Weathered rock that is not transported by erosion

Residuum is weathered rock that is not transported by erosion, contributing in time to the formation of soil. It is distinguished from other types of parent material in that it is composed solely of mineral, not organic, material, and it remains in place rather than being moved by the action of wind, water, or gravity.

==Characteristics==
Parent material is one of the soil forming factors defined as “unconsolidated organic and mineral materials in which soils form”. Making parent material an important part of the soil forming process. The other soil forming factors are climate, organisms, relief and time. Parent materials that are not residual are classified by their mode of transport into a system. These modes of transport are by wind (aeolian), water, gravity (colluvial), ice (glacial till), lakes (lacustrine), oceans (marine) or in place (non transported).

Soils derived from residuum are called residual soils. These soils are expected to be mineralogically similar to their underlying bedrock. While residuum is similar to the term regolith, it is more specific. While regolith refers to all unconsolidated earth materials above the solid bed rock, including transported sediments such as sand or alluvium, residuum is strictly a non transported parent material. However, parent materials formed in place or "in-situ" can further be classified as saprolite or residuum. Residuum differs from saprolite through its structure and degree of weathering. Saprolite is commonly referring to weathered material retaining details or structural features of the bedrock. The distinguishing feature between these is that residuum no longer retains the structural features or details of its bed rock. It has undergone greater transformation and experienced a decrease in volume from its origins as saprolite and bedrock. This is what is known as consolidation.

==Production==
Residuum and their associated residual soils are a produced primarily through chemical weathering of their bedrock. Residuum occurs in all temperature regimes and locations. Their thickness varies with climates. In temperate climate its presence is in relatively lower amounts occurring as a "thin blanket of loose material above the bedrock. In tropical climates it can be much thicker". A certain degree of landscape stability is inferred for residual soils. Identification and survey of these soils are most conclusive "where fresh outcrops are rare and all surface materials look alike". In contrast, "a decrease in the amount of rock fragments as depth increases, especially over saprolite, indicates that the soil materials probably has been transported down slope". Identification of residuum is relevant in soil science and geology because accurate identification conveys direct and implicit info about soil itself, the environment in which it formed, and its current environment.
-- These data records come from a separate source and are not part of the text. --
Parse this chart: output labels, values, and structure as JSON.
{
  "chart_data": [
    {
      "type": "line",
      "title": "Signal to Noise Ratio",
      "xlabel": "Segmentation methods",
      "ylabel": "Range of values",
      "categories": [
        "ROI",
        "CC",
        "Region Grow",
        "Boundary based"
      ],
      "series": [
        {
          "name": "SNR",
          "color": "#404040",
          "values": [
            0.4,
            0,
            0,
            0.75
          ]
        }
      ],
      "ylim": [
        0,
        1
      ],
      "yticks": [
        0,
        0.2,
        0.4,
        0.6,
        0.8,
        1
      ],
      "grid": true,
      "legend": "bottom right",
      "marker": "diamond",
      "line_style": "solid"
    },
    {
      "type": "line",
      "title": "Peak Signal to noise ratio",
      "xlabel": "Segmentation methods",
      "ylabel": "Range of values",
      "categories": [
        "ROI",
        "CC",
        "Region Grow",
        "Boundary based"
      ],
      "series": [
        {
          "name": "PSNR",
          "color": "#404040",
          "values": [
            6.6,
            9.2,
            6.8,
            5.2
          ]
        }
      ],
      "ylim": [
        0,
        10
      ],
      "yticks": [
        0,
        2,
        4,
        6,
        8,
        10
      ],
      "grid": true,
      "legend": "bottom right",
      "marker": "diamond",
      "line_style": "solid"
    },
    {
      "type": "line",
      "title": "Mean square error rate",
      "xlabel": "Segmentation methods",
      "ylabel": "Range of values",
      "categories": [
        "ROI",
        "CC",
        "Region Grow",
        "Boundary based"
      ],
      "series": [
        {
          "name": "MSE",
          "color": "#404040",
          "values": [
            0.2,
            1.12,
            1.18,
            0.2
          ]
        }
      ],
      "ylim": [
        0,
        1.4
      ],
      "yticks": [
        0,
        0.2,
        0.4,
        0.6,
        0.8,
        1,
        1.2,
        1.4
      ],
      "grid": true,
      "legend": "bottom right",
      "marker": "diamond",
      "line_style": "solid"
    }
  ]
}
Soils provide a records of prevailing and past environments climates and human activities and much more.

In limestone terrains the boundary between bedrock and residuum is commonly very sharp, but may be highly irregular, defining pinnacles and even isolated blocks of fresh bedrock surrounded by reddish residual silts and clays derived from its decomposition. Resistant materials such as chert, silicified fossils, or beds of sandstone remain and may concentrate on the surface as float.